Una conspiración. –Fragmento–
por: Hecatombe
Desde las huertas se desprenden olores a frescas hierbas. La calidez del lugar invita a quedarse sólo con la ropa necesaria; hace calor pero a la vez se siente una agradable y refrescante brisa. Flora Tristán, también conocida como la paria, levanta un poco su cara para recibir el aire fresco mientras habla:
– Bakunin, viejo mugriento, siéntate aquí –dice–. Debo confesar mi agrado hacia tus posiciones antiautoritarias, aunque sospecho que tus disputas con Marx impidieron que se lograra una unión de trabajadores más amplia y fuerte. Tú sabes que siempre he reivindicado la necesidad de la unión obrera. Sabes cuánto he aborrecido la cruel desigualdad, no solo entre obreros y patrones, sino entre hombres y mujeres. Por eso quiero hablar contigo, quiero que conspiremos juntos desde aquí por una liberación radical de la mujer.

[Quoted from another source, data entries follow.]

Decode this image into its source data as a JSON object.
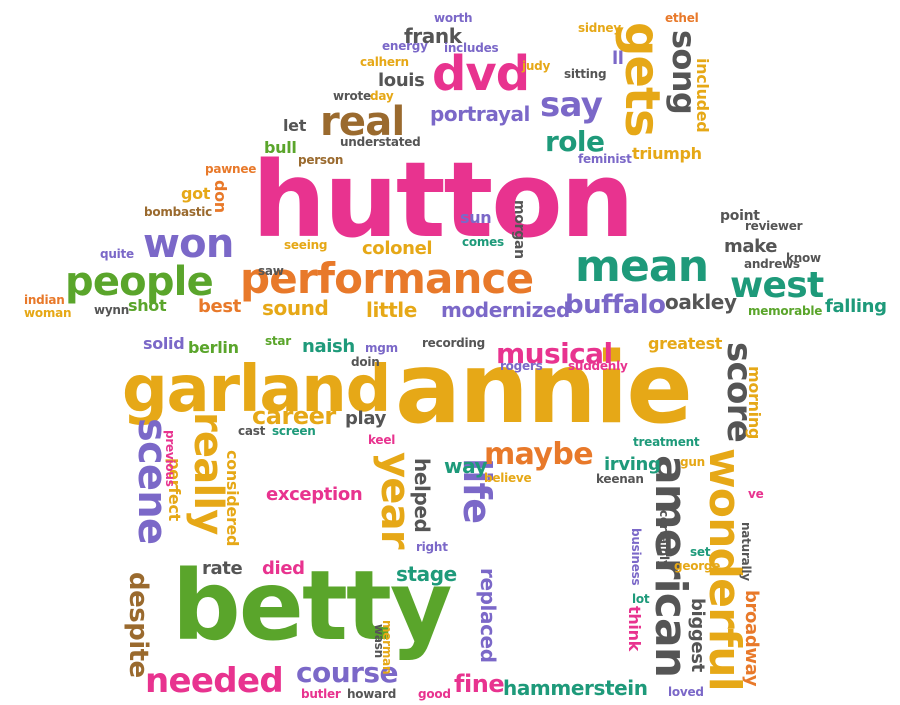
{
  "palette": {
    "pink": "#e8338f",
    "green": "#5aa52b",
    "orange": "#e8792a",
    "yellow": "#e6a817",
    "purple": "#7b68c8",
    "teal": "#1e9a7a",
    "brown": "#9a6a2e",
    "gray": "#555555",
    "lightpurple": "#8f7fd1"
  },
  "words": [
    {
      "id": "hutton",
      "text": "hutton",
      "color": "pink"
    },
    {
      "id": "annie",
      "text": "annie",
      "color": "yellow"
    },
    {
      "id": "betty",
      "text": "betty",
      "color": "green"
    },
    {
      "id": "garland",
      "text": "garland",
      "color": "yellow"
    },
    {
      "id": "performance",
      "text": "performance",
      "color": "orange"
    },
    {
      "id": "mean",
      "text": "mean",
      "color": "teal"
    },
    {
      "id": "people",
      "text": "people",
      "color": "green"
    },
    {
      "id": "won",
      "text": "won",
      "color": "purple"
    },
    {
      "id": "dvd",
      "text": "dvd",
      "color": "pink"
    },
    {
      "id": "real",
      "text": "real",
      "color": "brown"
    },
    {
      "id": "say",
      "text": "say",
      "color": "purple"
    },
    {
      "id": "gets",
      "text": "gets",
      "color": "yellow"
    },
    {
      "id": "song",
      "text": "song",
      "color": "gray"
    },
    {
      "id": "role",
      "text": "role",
      "color": "teal"
    },
    {
      "id": "west",
      "text": "west",
      "color": "teal"
    },
    {
      "id": "buffalo",
      "text": "buffalo",
      "color": "purple"
    },
    {
      "id": "oakley",
      "text": "oakley",
      "color": "gray"
    },
    {
      "id": "falling",
      "text": "falling",
      "color": "teal"
    },
    {
      "id": "musical",
      "text": "musical",
      "color": "pink"
    },
    {
      "id": "score",
      "text": "score",
      "color": "gray"
    },
    {
      "id": "career",
      "text": "career",
      "color": "yellow"
    },
    {
      "id": "really",
      "text": "really",
      "color": "yellow"
    },
    {
      "id": "scene",
      "text": "scene",
      "color": "purple"
    },
    {
      "id": "year",
      "text": "year",
      "color": "yellow"
    },
    {
      "id": "life",
      "text": "life",
      "color": "purple"
    },
    {
      "id": "maybe",
      "text": "maybe",
      "color": "orange"
    },
    {
      "id": "american",
      "text": "american",
      "color": "gray"
    },
    {
      "id": "wonderful",
      "text": "wonderful",
      "color": "yellow"
    },
    {
      "id": "course",
      "text": "course",
      "color": "purple"
    },
    {
      "id": "needed",
      "text": "needed",
      "color": "pink"
    },
    {
      "id": "hammerstein",
      "text": "hammerstein",
      "color": "teal"
    },
    {
      "id": "fine",
      "text": "fine",
      "color": "pink"
    },
    {
      "id": "despite",
      "text": "despite",
      "color": "brown"
    },
    {
      "id": "exception",
      "text": "exception",
      "color": "pink"
    },
    {
      "id": "stage",
      "text": "stage",
      "color": "teal"
    },
    {
      "id": "died",
      "text": "died",
      "color": "pink"
    },
    {
      "id": "rate",
      "text": "rate",
      "color": "gray"
    },
    {
      "id": "helped",
      "text": "helped",
      "color": "gray"
    },
    {
      "id": "replaced",
      "text": "replaced",
      "color": "purple"
    },
    {
      "id": "way",
      "text": "way",
      "color": "teal"
    },
    {
      "id": "irving",
      "text": "irving",
      "color": "teal"
    },
    {
      "id": "biggest",
      "text": "biggest",
      "color": "gray"
    },
    {
      "id": "broadway",
      "text": "broadway",
      "color": "orange"
    },
    {
      "id": "think",
      "text": "think",
      "color": "pink"
    },
    {
      "id": "considered",
      "text": "considered",
      "color": "yellow"
    },
    {
      "id": "perfect",
      "text": "perfect",
      "color": "yellow"
    },
    {
      "id": "berlin",
      "text": "berlin",
      "color": "green"
    },
    {
      "id": "naish",
      "text": "naish",
      "color": "teal"
    },
    {
      "id": "solid",
      "text": "solid",
      "color": "purple"
    },
    {
      "id": "play",
      "text": "play",
      "color": "gray"
    },
    {
      "id": "greatest",
      "text": "greatest",
      "color": "yellow"
    },
    {
      "id": "morning",
      "text": "morning",
      "color": "yellow"
    },
    {
      "id": "suddenly",
      "text": "suddenly",
      "color": "pink"
    },
    {
      "id": "rogers",
      "text": "rogers",
      "color": "purple"
    },
    {
      "id": "recording",
      "text": "recording",
      "color": "gray"
    },
    {
      "id": "sound",
      "text": "sound",
      "color": "yellow"
    },
    {
      "id": "little",
      "text": "little",
      "color": "yellow"
    },
    {
      "id": "modernized",
      "text": "modernized",
      "color": "purple"
    },
    {
      "id": "shot",
      "text": "shot",
      "color": "green"
    },
    {
      "id": "best",
      "text": "best",
      "color": "orange"
    },
    {
      "id": "colonel",
      "text": "colonel",
      "color": "yellow"
    },
    {
      "id": "make",
      "text": "make",
      "color": "gray"
    },
    {
      "id": "point",
      "text": "point",
      "color": "gray"
    },
    {
      "id": "don",
      "text": "don",
      "color": "orange"
    },
    {
      "id": "got",
      "text": "got",
      "color": "yellow"
    },
    {
      "id": "bombastic",
      "text": "bombastic",
      "color": "brown"
    },
    {
      "id": "portrayal",
      "text": "portrayal",
      "color": "purple"
    },
    {
      "id": "louis",
      "text": "louis",
      "color": "gray"
    },
    {
      "id": "frank",
      "text": "frank",
      "color": "gray"
    },
    {
      "id": "let",
      "text": "let",
      "color": "gray"
    },
    {
      "id": "bull",
      "text": "bull",
      "color": "green"
    },
    {
      "id": "triumph",
      "text": "triumph",
      "color": "yellow"
    },
    {
      "id": "included",
      "text": "included",
      "color": "yellow"
    },
    {
      "id": "morgan",
      "text": "morgan",
      "color": "gray"
    },
    {
      "id": "sun",
      "text": "sun",
      "color": "purple"
    },
    {
      "id": "understated",
      "text": "understated",
      "color": "gray"
    },
    {
      "id": "feminist",
      "text": "feminist",
      "color": "purple"
    },
    {
      "id": "ll",
      "text": "ll",
      "color": "purple"
    },
    {
      "id": "seeing",
      "text": "seeing",
      "color": "yellow"
    },
    {
      "id": "comes",
      "text": "comes",
      "color": "teal"
    },
    {
      "id": "saw",
      "text": "saw",
      "color": "gray"
    },
    {
      "id": "pawnee",
      "text": "pawnee",
      "color": "orange"
    },
    {
      "id": "person",
      "text": "person",
      "color": "brown"
    },
    {
      "id": "wrote",
      "text": "wrote",
      "color": "gray"
    },
    {
      "id": "day",
      "text": "day",
      "color": "yellow"
    },
    {
      "id": "calhern",
      "text": "calhern",
      "color": "yellow"
    },
    {
      "id": "energy",
      "text": "energy",
      "color": "purple"
    },
    {
      "id": "includes",
      "text": "includes",
      "color": "purple"
    },
    {
      "id": "worth",
      "text": "worth",
      "color": "purple"
    },
    {
      "id": "judy",
      "text": "judy",
      "color": "yellow"
    },
    {
      "id": "sidney",
      "text": "sidney",
      "color": "yellow"
    },
    {
      "id": "ethel",
      "text": "ethel",
      "color": "orange"
    },
    {
      "id": "sitting",
      "text": "sitting",
      "color": "gray"
    },
    {
      "id": "reviewer",
      "text": "reviewer",
      "color": "gray"
    },
    {
      "id": "know",
      "text": "know",
      "color": "gray"
    },
    {
      "id": "andrews",
      "text": "andrews",
      "color": "gray"
    },
    {
      "id": "memorable",
      "text": "memorable",
      "color": "green"
    },
    {
      "id": "quite",
      "text": "quite",
      "color": "purple"
    },
    {
      "id": "indian",
      "text": "indian",
      "color": "orange"
    },
    {
      "id": "woman",
      "text": "woman",
      "color": "yellow"
    },
    {
      "id": "wynn",
      "text": "wynn",
      "color": "gray"
    },
    {
      "id": "star",
      "text": "star",
      "color": "green"
    },
    {
      "id": "mgm",
      "text": "mgm",
      "color": "purple"
    },
    {
      "id": "doin",
      "text": "doin",
      "color": "gray"
    },
    {
      "id": "cast",
      "text": "cast",
      "color": "gray"
    },
    {
      "id": "screen",
      "text": "screen",
      "color": "teal"
    },
    {
      "id": "keel",
      "text": "keel",
      "color": "pink"
    },
    {
      "id": "treatment",
      "text": "treatment",
      "color": "teal"
    },
    {
      "id": "gun",
      "text": "gun",
      "color": "yellow"
    },
    {
      "id": "keenan",
      "text": "keenan",
      "color": "gray"
    },
    {
      "id": "believe",
      "text": "believe",
      "color": "yellow"
    },
    {
      "id": "ve",
      "text": "ve",
      "color": "pink"
    },
    {
      "id": "right",
      "text": "right",
      "color": "purple"
    },
    {
      "id": "business",
      "text": "business",
      "color": "purple"
    },
    {
      "id": "certainly",
      "text": "certainly",
      "color": "gray"
    },
    {
      "id": "set",
      "text": "set",
      "color": "teal"
    },
    {
      "id": "george",
      "text": "george",
      "color": "yellow"
    },
    {
      "id": "naturally",
      "text": "naturally",
      "color": "gray"
    },
    {
      "id": "lot",
      "text": "lot",
      "color": "teal"
    },
    {
      "id": "wasn",
      "text": "wasn",
      "color": "gray"
    },
    {
      "id": "merman",
      "text": "merman",
      "color": "yellow"
    },
    {
      "id": "butler",
      "text": "butler",
      "color": "pink"
    },
    {
      "id": "howard",
      "text": "howard",
      "color": "gray"
    },
    {
      "id": "good",
      "text": "good",
      "color": "pink"
    },
    {
      "id": "loved",
      "text": "loved",
      "color": "purple"
    },
    {
      "id": "previous",
      "text": "previous",
      "color": "pink"
    }
  ]
}
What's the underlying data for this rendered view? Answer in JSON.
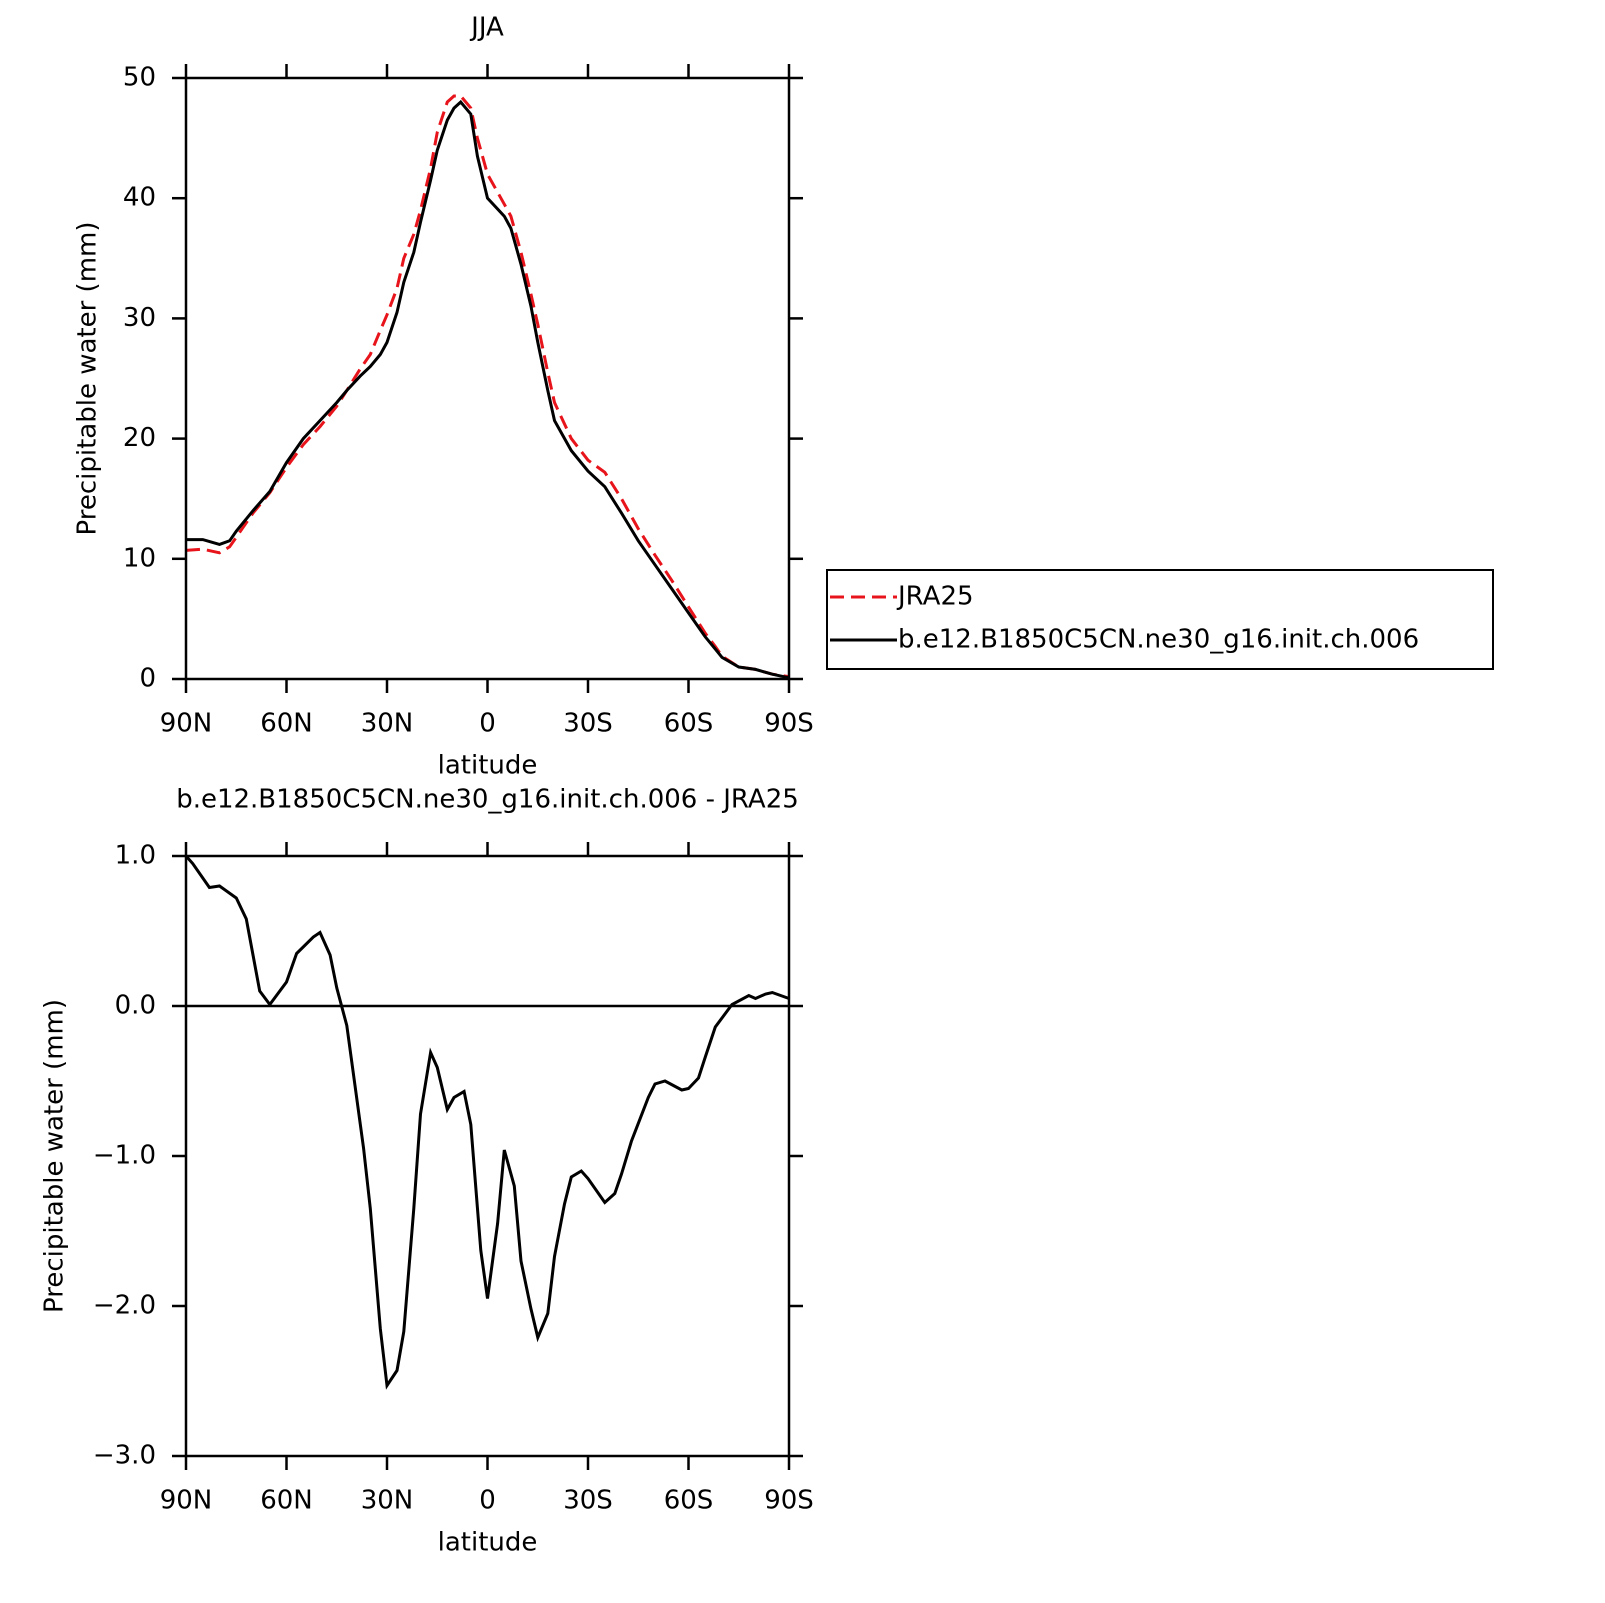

– Pues yo estoy aquí desde 1876 –responde Bakunin–, tú en cambio llegaste en 1838 así que conocerás mejor el lugar. Te escucho.
– ¿1838? ¡tenías que ser hombre! – replica exaltada la paria –. En ese año recibí un disparo de mi marido, André Chazal, pero no morí. Pude sortear las dificultades y sobreviví. Ese tonto me creía inferior y le demostré mis capacidades y mi fortaleza, le demostré la fuerza de la mujer. Viviendo le di una bofetada a los hombres que pretendían hacernos creer que las mujeres éramos inferiores a ellos. Chazal quiso, pero no pudo matarme.
– ¿Y de dónde sacaste ese hombre tan cariñoso y enamorado? –pregunta Bakunin con una sonrisa irónica que hace extender su boca hacia el lado izquierdo de la cara. Y Flora, rascándose la punta de la nariz, le responde–
– Yo nací en 1803. Cuatro años después mi padre murió y con su muerte llegó la pobreza a nuestra familia. Cerca a 1821 me fui a trabajar como colorista a un taller de litografía buscando dinero para sobrevivir con mi familia. El taller era de Chazal. Él decía que me quería y mi madre me pedía que me casara con él, que eso nos vendría bien, que mejoraría nuestra paupérrima situación; así que acepté. Pero en 1826 abandoné mi hogar, me fui para Inglaterra como criada de una familia y di la pelea por la custodia de mi hija y mis dos hijos y por la igualdad de la mujer. Chazal no lo soportaba e intentó matarme. Ese episodio sirvió para fortalecer mi rebeldía. Aproveché el tiempo y escribí varios textos para animar a mujeres y obreros a luchar por su emancipación. Por ejemplo, escribí Las mujeres inglesas, Mujeres públicas y Los obreros de las fábricas en 1840, así como Por qué menciono a las mujeres y A los obreros y las obreras en 1843. También traduje algunas cartas de Simón Bolívar, a quién conocí en mi casa estando muy joven. Como puedes ver no solo demostré la capacidad intelectual sino también de lucha de la mujer. Y afortunadamente aproveché el tiempo para escribir y luchar, pues en 1844 el tifus me mató. Así que no estoy aquí desde 1838. 41 años después de nacer en Paris, caí en Burdeos. –y agitando las manos como quien quiere separar una nube de mosquitos de su rostro, alegó– pero eso no es lo que importa. Escucha bien ahora que voy a contarte mi plan para arrancarle a lucifer su poder patriarcal y hacer de este infierno un lugar de iguales.
y Bakunin, después de tronar sus nudillos, escuchó.